Banken und Fintechs - Geschäftsmodelle zwischen Innovation und Regulierung

Jochen Werne, Direktor Marketing, Business Development, Tresury & Payment Services, Bankhaus August Lenz & Co. AG, München

Jochen Werne, Direktor Marketing, Business Development, Tresury & Payment Services, Bankhaus August Lenz & Co. AG, München - Durch die Aktivitäten der Fintechszene wie deren Zusammenarbeit mit etablierten Finanzdienstleistern registriert der Autor eine Verkürzung der Entwicklungszeiten für neue Finanzprodukte- und -dienstleistungen. Deren Einführung am Markt sieht er allerdings durch große Unsicherheit begleitet, weil die regulatorische Behandlung solcher Neuerungen und ihrer Anbieter oft auf sich warten lässt. Seinen Wunsch an die Aufsicht nach zeitnahen Regelungen verbindet er mit dem Appell, gleiche Geschäfte auch gleich zu regulieren. (Red.)

In der Startup-Szene sind digitale Finanzdienstleistungen ein großes Thema. Financial-Technology- oder kurz Fintech-Startups versuchen durch kundenfreundliche, innovative und digitale Anwendungen, die Angebote etablierter Finanzdienstleister zu reformieren oder bestenfalls zu ersetzen.

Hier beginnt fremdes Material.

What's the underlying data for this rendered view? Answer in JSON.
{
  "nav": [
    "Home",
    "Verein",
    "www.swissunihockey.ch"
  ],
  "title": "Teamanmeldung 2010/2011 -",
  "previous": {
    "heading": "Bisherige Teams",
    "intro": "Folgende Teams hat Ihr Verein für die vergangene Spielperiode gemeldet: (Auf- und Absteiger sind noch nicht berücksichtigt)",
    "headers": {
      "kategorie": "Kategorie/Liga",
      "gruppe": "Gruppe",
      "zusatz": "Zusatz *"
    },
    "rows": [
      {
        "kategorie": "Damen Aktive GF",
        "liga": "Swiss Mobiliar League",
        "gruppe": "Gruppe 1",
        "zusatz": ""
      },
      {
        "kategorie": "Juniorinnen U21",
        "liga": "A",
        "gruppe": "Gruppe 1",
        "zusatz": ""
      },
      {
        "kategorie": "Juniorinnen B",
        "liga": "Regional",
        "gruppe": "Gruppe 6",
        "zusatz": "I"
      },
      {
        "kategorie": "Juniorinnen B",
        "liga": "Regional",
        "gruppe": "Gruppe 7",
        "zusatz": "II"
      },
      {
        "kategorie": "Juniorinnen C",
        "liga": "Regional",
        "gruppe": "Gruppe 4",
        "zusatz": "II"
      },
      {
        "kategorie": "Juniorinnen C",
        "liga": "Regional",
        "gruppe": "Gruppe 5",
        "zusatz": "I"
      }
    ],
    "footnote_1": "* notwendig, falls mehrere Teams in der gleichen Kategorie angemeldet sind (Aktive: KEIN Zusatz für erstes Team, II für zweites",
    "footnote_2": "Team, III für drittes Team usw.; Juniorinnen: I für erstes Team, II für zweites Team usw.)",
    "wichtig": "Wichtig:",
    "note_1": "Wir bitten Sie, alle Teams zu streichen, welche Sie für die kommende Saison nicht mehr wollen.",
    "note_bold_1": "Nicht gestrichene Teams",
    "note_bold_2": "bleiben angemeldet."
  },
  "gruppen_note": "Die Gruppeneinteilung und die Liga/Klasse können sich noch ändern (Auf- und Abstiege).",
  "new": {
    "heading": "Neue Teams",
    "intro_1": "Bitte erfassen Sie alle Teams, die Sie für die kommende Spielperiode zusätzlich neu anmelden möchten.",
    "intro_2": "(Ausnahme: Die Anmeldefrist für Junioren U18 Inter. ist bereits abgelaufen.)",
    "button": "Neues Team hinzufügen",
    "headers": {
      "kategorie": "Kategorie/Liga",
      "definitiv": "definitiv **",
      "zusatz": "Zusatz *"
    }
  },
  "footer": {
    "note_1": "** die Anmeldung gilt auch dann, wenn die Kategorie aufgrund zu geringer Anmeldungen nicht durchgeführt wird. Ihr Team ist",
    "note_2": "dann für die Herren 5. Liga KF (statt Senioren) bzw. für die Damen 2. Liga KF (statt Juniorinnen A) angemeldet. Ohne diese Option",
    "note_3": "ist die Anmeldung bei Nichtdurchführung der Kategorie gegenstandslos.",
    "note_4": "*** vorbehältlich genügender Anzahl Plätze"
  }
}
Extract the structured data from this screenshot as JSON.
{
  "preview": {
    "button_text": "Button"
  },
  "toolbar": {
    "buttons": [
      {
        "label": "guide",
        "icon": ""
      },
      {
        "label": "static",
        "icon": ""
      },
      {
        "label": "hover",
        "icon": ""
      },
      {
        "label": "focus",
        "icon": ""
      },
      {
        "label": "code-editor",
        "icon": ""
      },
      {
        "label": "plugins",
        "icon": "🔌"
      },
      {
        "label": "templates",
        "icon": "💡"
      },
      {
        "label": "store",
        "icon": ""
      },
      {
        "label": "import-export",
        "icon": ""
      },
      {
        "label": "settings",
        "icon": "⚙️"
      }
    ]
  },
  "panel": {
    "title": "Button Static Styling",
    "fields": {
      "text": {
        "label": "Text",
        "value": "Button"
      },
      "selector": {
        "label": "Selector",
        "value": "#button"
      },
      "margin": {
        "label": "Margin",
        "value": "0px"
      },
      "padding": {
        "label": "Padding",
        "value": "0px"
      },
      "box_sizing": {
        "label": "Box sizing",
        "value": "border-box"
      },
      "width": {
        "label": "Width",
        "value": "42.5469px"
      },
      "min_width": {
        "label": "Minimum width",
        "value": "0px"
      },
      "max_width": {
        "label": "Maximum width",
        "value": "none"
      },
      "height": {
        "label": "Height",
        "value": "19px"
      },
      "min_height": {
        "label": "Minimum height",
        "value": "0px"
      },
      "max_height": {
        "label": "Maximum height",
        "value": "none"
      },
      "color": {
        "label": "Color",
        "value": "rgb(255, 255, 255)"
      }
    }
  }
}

Diese Produkte und die agilen Startups selbst müssen sich nach einem anfänglich vielversprechenden mit Venture Capital finanzierten Erfolgskurs nun aber am Markt als nachhaltige Geschäftsmodelle beweisen. Nicht selten scheitern gute Ideen an der Dichte gesetzlicher Regulierungen oder im starken Wettbewerbsumfeld.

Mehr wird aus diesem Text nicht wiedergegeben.